La sociedad competitiva y exigente en la que vivimos
impone sus rígidas leyes y ahoga la libertad del ser humano. Una de sus cadenas
más perversas es el canon de belleza impuesto, que sacraliza un cuerpo
perfecto, delgado y ágil identificado, de manera perversa, con el éxito y el
prestigio.
Los medios se encargan de recordarnos, en cuanto llegan
los primeros calores, que nuestros cuerpos no están presentables, según sus
malvadas normas, y nos convencen de la necesidad de castigarnos con
dietas y gimnasios que nos lleven a la soñada perfección, que dictan ellos.
La sociedad usa
una vez más sus armas de modo sibilino y nos esclaviza con criterios estéticos
que nos hacen odiar nuestros cuerpos y horrorizarnos por el paso del tiempo.

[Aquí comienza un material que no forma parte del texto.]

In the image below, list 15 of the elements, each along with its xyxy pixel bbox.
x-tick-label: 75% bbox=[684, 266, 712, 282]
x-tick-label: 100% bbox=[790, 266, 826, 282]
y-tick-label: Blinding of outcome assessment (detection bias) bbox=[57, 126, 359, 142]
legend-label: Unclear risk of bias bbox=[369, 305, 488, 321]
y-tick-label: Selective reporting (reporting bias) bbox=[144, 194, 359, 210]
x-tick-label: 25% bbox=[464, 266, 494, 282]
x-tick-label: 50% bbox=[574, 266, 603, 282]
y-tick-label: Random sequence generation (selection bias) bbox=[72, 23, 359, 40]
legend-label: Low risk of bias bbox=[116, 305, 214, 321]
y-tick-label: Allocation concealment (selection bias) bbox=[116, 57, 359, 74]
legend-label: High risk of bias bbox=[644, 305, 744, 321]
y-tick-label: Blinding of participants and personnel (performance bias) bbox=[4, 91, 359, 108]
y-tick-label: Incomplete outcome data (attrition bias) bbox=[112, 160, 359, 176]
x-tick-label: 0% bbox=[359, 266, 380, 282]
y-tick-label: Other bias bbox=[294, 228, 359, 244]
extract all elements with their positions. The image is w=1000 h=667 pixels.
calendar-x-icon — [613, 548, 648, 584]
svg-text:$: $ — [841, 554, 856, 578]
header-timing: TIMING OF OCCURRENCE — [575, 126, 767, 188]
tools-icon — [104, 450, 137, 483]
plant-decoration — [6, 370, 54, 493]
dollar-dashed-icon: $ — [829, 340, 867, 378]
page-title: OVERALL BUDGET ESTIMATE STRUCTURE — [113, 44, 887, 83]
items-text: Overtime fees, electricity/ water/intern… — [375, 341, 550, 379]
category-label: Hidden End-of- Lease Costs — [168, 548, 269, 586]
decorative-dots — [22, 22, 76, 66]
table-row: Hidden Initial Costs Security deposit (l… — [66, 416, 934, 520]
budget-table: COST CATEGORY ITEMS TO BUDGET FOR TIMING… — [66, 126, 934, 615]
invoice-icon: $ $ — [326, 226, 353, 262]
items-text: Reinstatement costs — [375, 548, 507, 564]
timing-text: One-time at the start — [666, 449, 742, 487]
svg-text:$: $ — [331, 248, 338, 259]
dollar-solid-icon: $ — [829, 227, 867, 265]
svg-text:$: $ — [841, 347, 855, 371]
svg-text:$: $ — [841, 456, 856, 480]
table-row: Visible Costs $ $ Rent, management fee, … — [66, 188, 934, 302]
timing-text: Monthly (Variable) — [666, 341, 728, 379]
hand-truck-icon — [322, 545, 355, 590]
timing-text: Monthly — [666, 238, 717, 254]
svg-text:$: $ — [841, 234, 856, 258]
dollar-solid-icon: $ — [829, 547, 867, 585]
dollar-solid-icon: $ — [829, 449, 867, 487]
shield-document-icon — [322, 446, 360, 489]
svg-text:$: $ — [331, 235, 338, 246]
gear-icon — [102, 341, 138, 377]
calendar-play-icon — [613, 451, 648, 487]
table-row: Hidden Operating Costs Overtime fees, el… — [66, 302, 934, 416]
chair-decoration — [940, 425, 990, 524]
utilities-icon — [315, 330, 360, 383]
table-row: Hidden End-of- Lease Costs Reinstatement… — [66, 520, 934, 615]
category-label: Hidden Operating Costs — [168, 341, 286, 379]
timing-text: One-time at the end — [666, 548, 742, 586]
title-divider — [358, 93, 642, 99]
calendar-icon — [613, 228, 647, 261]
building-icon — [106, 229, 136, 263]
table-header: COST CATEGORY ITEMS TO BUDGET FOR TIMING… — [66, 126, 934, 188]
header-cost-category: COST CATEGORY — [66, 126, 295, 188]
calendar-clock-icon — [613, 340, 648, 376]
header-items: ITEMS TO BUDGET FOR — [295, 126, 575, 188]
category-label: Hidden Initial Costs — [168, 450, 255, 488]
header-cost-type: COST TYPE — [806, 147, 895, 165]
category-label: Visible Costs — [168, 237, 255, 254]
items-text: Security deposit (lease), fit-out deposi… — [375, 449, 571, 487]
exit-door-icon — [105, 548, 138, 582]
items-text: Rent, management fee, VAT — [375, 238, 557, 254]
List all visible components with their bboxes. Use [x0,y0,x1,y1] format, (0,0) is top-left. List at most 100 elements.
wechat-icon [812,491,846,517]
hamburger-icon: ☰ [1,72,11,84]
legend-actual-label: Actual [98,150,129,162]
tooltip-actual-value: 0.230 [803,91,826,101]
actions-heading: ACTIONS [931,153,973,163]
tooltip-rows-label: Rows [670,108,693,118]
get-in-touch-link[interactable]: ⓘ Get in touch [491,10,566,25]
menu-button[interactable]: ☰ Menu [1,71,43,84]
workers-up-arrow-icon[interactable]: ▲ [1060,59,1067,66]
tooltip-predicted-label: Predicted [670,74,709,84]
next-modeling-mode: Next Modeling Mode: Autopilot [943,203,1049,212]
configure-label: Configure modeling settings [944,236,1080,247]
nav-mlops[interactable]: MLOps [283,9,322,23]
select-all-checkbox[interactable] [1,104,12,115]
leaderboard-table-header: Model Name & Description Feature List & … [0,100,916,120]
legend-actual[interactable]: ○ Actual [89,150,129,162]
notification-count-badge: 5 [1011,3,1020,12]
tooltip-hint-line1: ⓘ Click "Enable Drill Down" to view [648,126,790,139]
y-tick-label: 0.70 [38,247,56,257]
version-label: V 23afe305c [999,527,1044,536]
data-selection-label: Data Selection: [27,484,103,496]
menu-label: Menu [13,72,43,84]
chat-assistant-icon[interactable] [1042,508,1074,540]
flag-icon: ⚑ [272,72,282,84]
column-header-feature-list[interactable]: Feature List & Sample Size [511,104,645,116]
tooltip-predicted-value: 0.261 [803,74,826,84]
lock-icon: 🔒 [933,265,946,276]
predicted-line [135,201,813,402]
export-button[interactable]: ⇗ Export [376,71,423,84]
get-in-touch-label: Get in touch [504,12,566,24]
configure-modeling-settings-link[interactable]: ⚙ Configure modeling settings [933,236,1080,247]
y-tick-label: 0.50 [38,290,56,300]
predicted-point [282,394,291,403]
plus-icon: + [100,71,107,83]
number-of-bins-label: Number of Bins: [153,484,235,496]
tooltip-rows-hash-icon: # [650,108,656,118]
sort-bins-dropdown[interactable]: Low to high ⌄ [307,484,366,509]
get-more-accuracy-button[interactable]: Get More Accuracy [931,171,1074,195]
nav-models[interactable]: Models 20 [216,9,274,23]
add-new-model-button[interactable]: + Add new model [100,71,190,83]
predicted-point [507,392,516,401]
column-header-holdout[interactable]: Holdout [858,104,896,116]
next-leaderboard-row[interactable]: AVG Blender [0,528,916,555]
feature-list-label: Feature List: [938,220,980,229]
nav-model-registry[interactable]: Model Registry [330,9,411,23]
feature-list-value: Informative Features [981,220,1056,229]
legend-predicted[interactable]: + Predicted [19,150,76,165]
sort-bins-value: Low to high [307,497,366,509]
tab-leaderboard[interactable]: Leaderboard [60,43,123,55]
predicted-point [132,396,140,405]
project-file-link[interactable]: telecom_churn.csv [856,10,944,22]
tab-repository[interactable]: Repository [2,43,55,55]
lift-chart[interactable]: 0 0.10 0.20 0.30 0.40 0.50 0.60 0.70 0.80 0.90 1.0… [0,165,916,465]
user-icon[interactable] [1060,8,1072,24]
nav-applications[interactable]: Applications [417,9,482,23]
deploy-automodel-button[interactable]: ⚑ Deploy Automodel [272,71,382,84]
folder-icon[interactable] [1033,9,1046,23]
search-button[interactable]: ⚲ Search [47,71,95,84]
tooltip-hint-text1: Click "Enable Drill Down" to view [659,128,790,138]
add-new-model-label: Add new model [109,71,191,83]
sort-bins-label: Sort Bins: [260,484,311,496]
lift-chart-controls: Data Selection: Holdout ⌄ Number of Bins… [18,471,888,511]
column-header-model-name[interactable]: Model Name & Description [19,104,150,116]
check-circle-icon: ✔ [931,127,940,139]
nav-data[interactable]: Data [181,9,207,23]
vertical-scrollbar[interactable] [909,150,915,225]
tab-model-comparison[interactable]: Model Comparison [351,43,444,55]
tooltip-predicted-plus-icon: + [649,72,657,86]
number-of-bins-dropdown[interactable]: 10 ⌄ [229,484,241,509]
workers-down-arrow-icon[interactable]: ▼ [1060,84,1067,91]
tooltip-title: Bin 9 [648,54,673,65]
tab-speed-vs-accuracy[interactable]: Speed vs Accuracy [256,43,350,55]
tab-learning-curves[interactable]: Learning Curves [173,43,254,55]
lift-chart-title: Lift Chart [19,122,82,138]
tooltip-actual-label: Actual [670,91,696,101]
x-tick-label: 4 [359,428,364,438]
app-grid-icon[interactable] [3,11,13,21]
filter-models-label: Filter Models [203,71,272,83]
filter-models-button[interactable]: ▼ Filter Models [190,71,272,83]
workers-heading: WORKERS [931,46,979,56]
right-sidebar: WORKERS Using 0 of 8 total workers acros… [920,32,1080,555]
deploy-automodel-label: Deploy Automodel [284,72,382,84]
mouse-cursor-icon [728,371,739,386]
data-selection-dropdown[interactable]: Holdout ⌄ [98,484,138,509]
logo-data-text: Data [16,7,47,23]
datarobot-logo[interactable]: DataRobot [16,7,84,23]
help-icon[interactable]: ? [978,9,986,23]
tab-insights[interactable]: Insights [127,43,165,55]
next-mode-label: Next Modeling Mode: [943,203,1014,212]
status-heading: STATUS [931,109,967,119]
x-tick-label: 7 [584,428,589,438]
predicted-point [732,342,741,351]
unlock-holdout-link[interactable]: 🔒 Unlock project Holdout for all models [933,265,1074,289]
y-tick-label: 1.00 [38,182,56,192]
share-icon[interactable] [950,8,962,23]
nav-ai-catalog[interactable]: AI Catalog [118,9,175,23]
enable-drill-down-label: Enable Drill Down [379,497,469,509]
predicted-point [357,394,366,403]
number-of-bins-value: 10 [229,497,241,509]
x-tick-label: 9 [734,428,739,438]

Nos están vendiendo apariencias. No puede reducirse al ser humano a una mera
imagen. Pero, las relaciones personales, sobre todo en medios urbanos, se
reducen a encuentros fugaces en los que las apariencias pueden llegar a
eclipsar la esencia de los sentimientos. De este modo nos convierten en objetos
perecederos, con fecha de caducidad.
Nuestro mundo ha ganado, por fortuna, la batalla a la
edad. Pero se niega, paradójicamente a aceptar el envejecimiento. La
sacralización de la juventud y la perfección a toda costa no es más que otra
cadena añadida a las que lastran la libertad de las personas. Nada hay más
gratificante que aceptar dignamente la propia imagen y el proceso vital. Es
patético, y suele resultar ridículo, intentar negarlo, pretendiendo evitar lo
inevitable. No dejemos que nos amarguen la vida, ni tampoco los veranos en
nombre de oscuros intereses y figuras imposibles. Seamos libres.